Other tactics include:

  • Direct independent contractors to wear name tags or badges without the hospital’s name or logo;
  • Do not assign independent contractors email addresses that contain the hospital’s domain name;
  • In all authorizations and consents, list the independent contractor’s employer;
  • In any information available to patients online and in printed form, avoid any “team” references when highlighting services that include services independent contractors provide.

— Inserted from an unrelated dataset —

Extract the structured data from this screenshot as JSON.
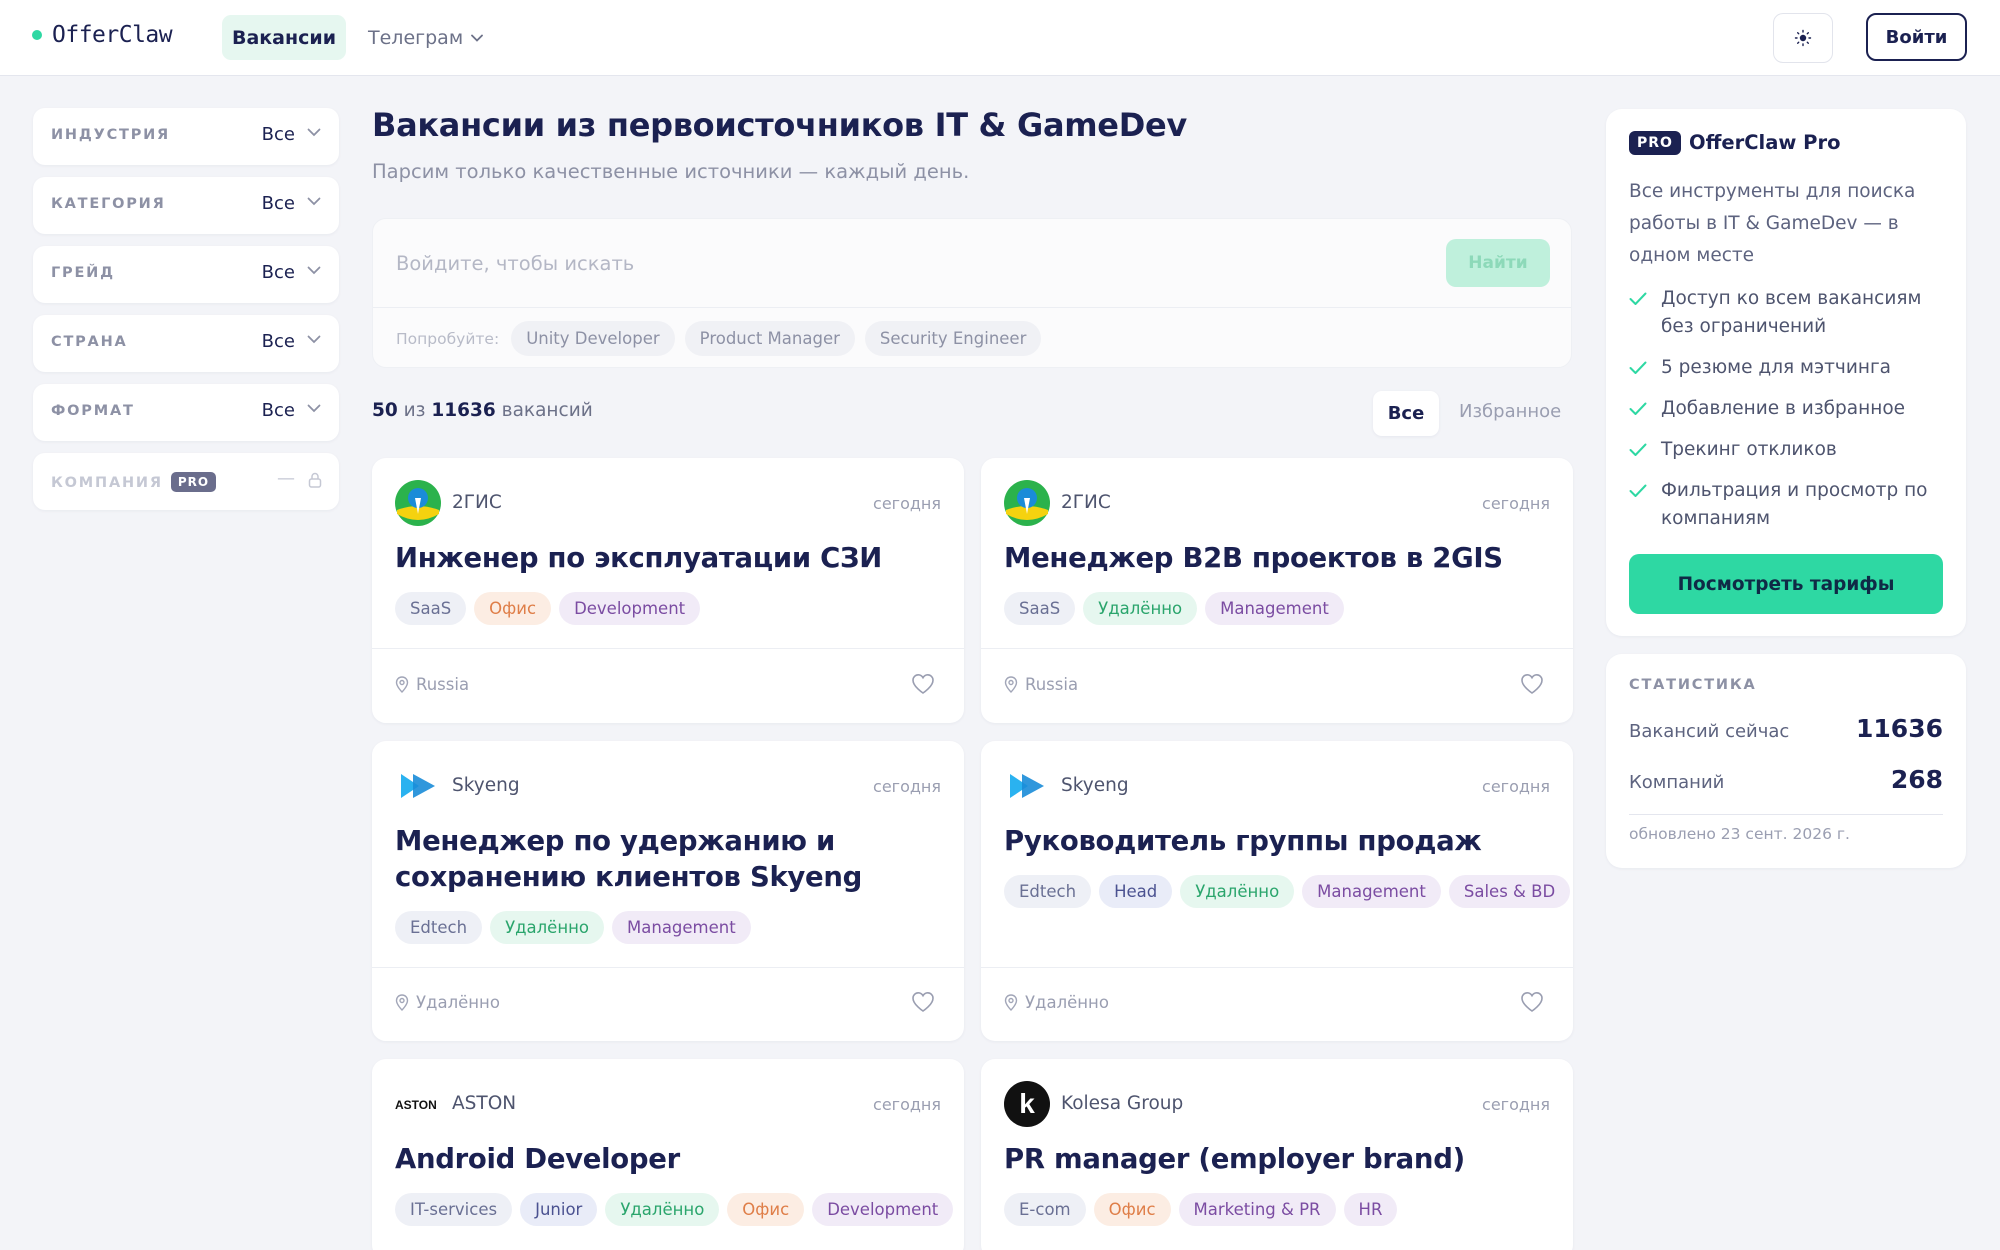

Newton says a team-oriented statement used for marketing purposes, such as “Our emergency physicians are the best in the business,” may be used against the hospital. This is because it allows the patient to argue that it sounded like the EPs were hospital employees. Even with all these measures in place, Newton says an administrator should assume his or her facility somehow represented itself as the provider of all care, thus putting legal responsibility on the facility. The hospital can reduce this likelihood if it can prove evidence to the contrary existed at the time the patient received treatment in the ED. These include dated photos of the signage that was posted and the patient’s signature on informed consent or care authorization forms, with the independent contractor language initialed.

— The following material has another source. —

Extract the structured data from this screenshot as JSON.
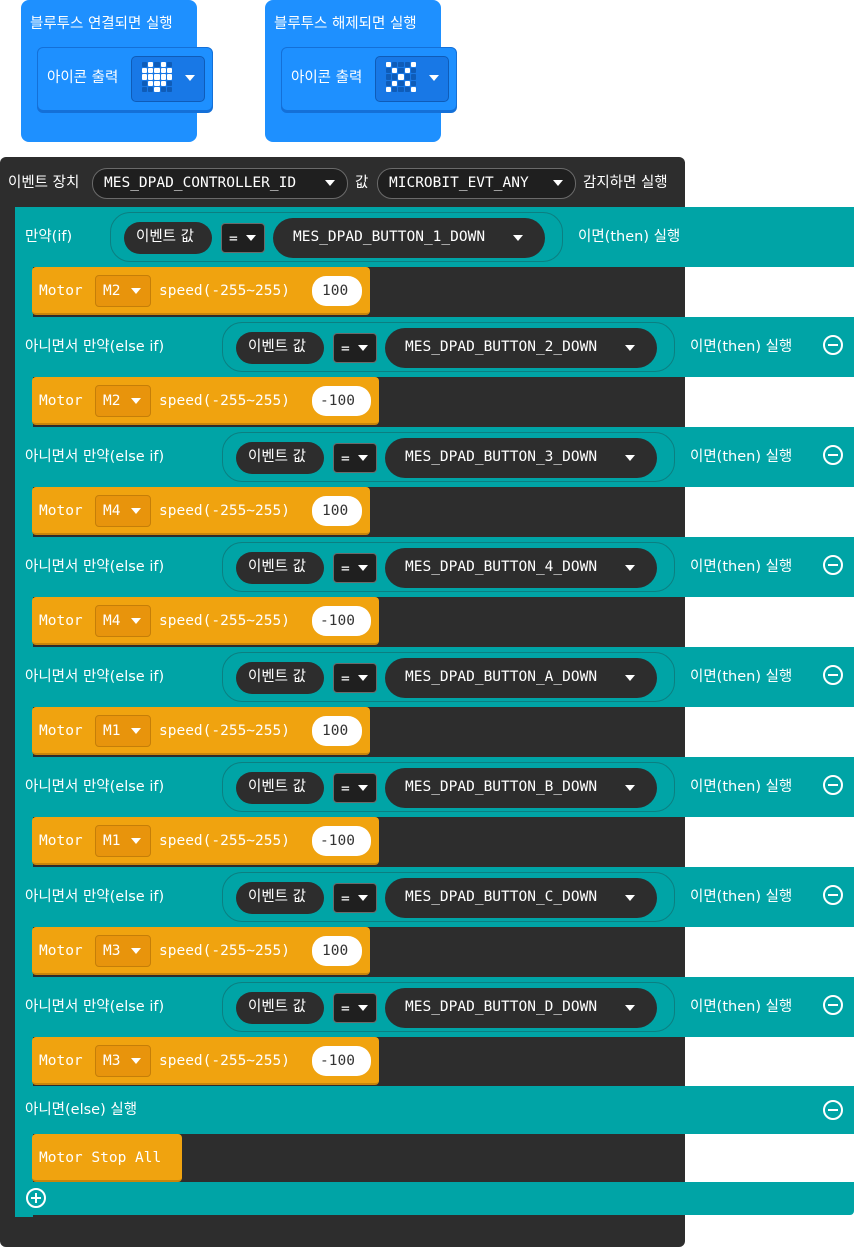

It’s also important for the EPs who are independent contractors, and the companies that employ them, to make this distinction. If the hospital is deemed vicariously liable, in actions in which the hospital really should not have been named as a defendant to begin with, “the hospital will then threaten to revoke the contract of the emergency medicine staffing company or will want the litigation settled to avoid hospital exposure,” Newton warns. Thus, both the hospital and ED staffing company have a vested interest in making sure the relationship is clearly delineated. Ideally, says Newton, “there can be no ambiguity when a court looks at what the patient would have signed or seen before treatment.”